Quanto já foi gasto em manutenção?

Houve upgrades?

Quantas vezes o equipamento apresentou problemas?

Com esse histórico, chega um momento em que a empresa consegue perceber que determinado notebook já não deveria ser realocado novamente.

Sem histórico, cada problema parece isolado.

Com histórico, aparecem padrões.


O ciclo do equipamento não termina quando o usuário sai

Empresas organizadas não administram apenas pessoas e equipamentos separadamente.

Administram também a relação entre eles.

Quando alguém entra, um ativo é atribuído.

Durante sua permanência, esse equipamento acumula histórico.

Quando a pessoa sai, o ativo retorna para avaliação.

Depois disso, pode ser preparado para um novo ciclo.
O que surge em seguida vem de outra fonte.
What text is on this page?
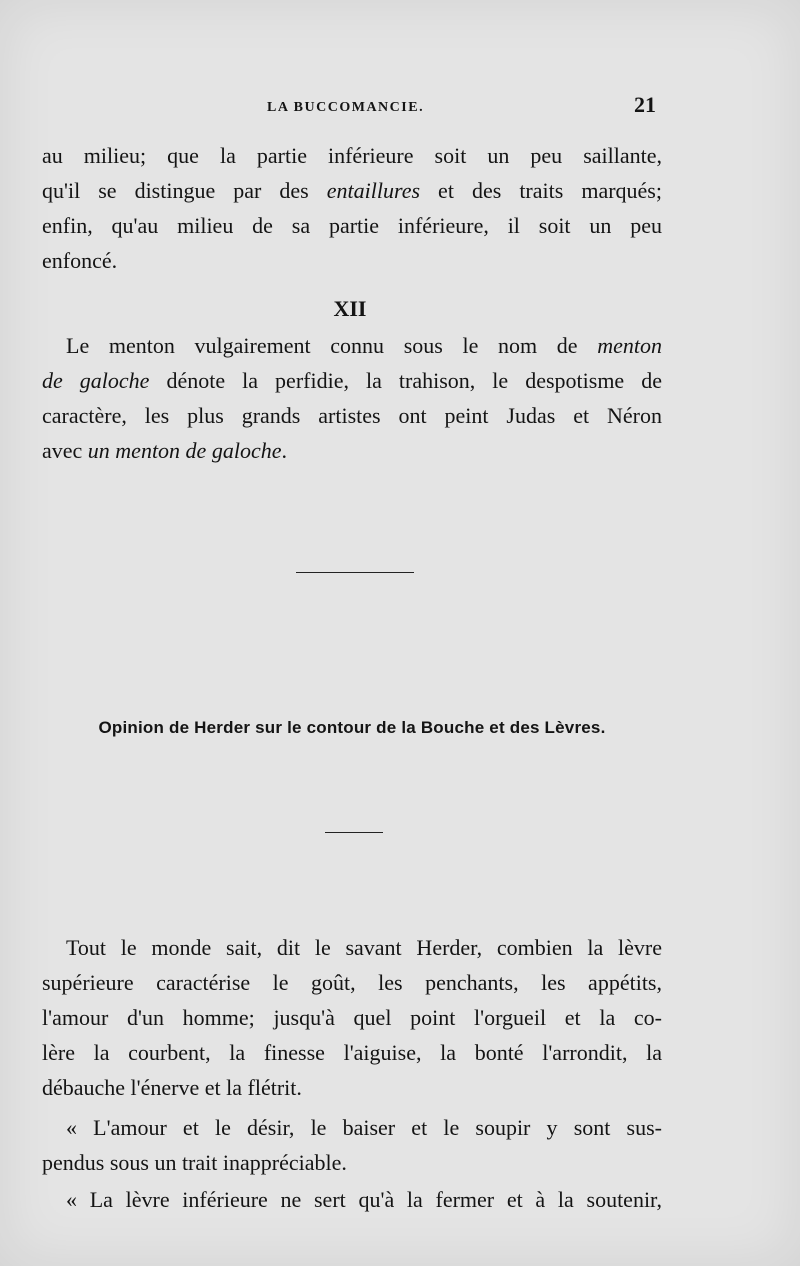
LA BUCCOMANCIE.	21
au milieu; que la partie inférieure soit un peu saillante,
qu'il se distingue par des entaillures et des traits marqués;
enfin, qu'au milieu de sa partie inférieure, il soit un peu
enfoncé.
XII
Le menton vulgairement connu sous le nom de menton
de galoche dénote la perfidie, la trahison, le despotisme de
caractère, les plus grands artistes ont peint Judas et Néron
avec un menton de galoche.
Opinion de Herder sur le contour de la Bouche et des Lèvres.
Tout le monde sait, dit le savant Herder, combien la lèvre
supérieure caractérise le goût, les penchants, les appétits,
l'amour d'un homme; jusqu'à quel point l'orgueil et la co-
lère la courbent, la finesse l'aiguise, la bonté l'arrondit, la
débauche l'énerve et la flétrit.
« L'amour et le désir, le baiser et le soupir y sont sus-
pendus sous un trait inappréciable.
« La lèvre inférieure ne sert qu'à la fermer et à la soutenir,
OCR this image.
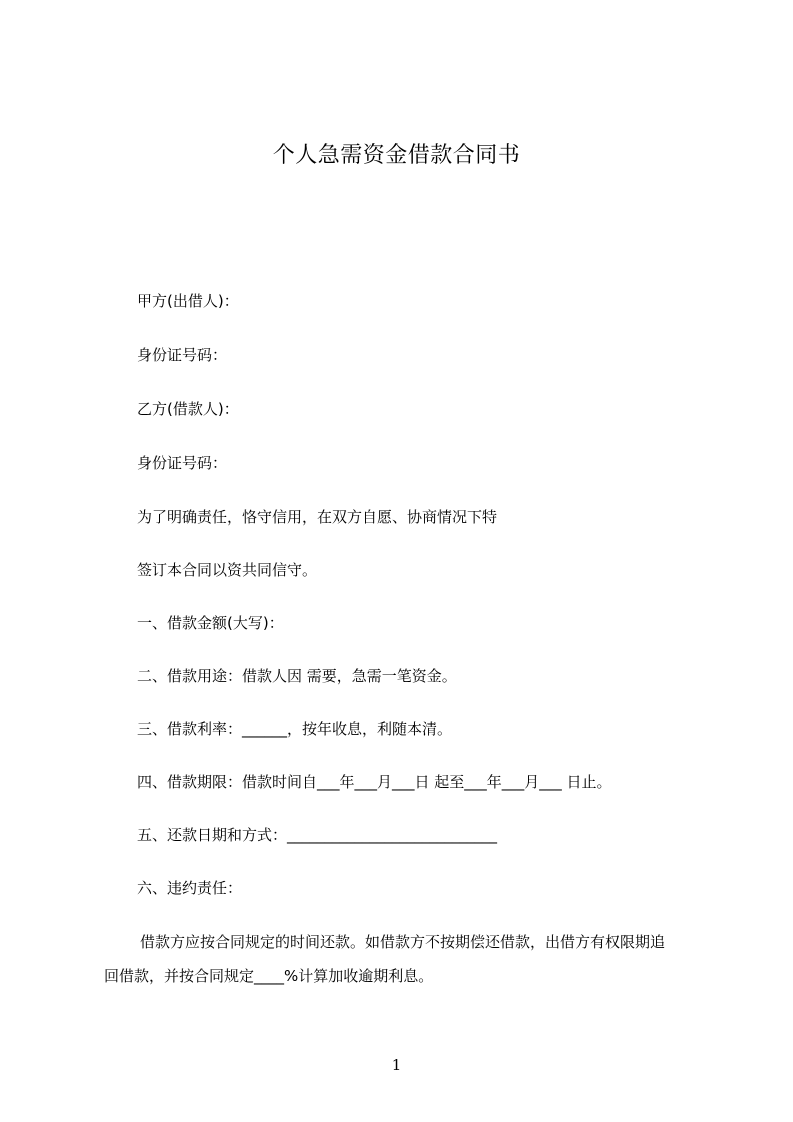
个人急需资金借款合同书
甲方(出借人)：
身份证号码：
乙方(借款人)：
身份证号码：
为了明确责任，恪守信用，在双方自愿、协商情况下特
签订本合同以资共同信守。
一、借款金额(大写)：
二、借款用途：借款人因 需要，急需一笔资金。
三、借款利率：______，按年收息，利随本清。
四、借款期限：借款时间自___年___月___日 起至___年___月___ 日止。
五、还款日期和方式：____________________________
六、违约责任：
借款方应按合同规定的时间还款。如借款方不按期偿还借款，出借方有权限期追
回借款，并按合同规定____%计算加收逾期利息。
1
O processo pode ser resumido assim:

Devolução → Conferência → Avaliação → Manutenção/Upgrade → Preparação → Classificação → Realocação

Quando esse fluxo funciona, notebooks deixam de desaparecer em armários e passam a ser administrados como aquilo que realmente são:

ativos da empresa.

A WSL auxilia empresas na avaliação, manutenção e preparação de notebooks corporativos para que equipamentos devolvidos possam ser reaproveitados com segurança e previsibilidade.

Antes de guardar o próximo notebook devolvido, vale responder uma pergunta:

Esse equipamento está apenas no estoque ou está realmente pronto para voltar à operação?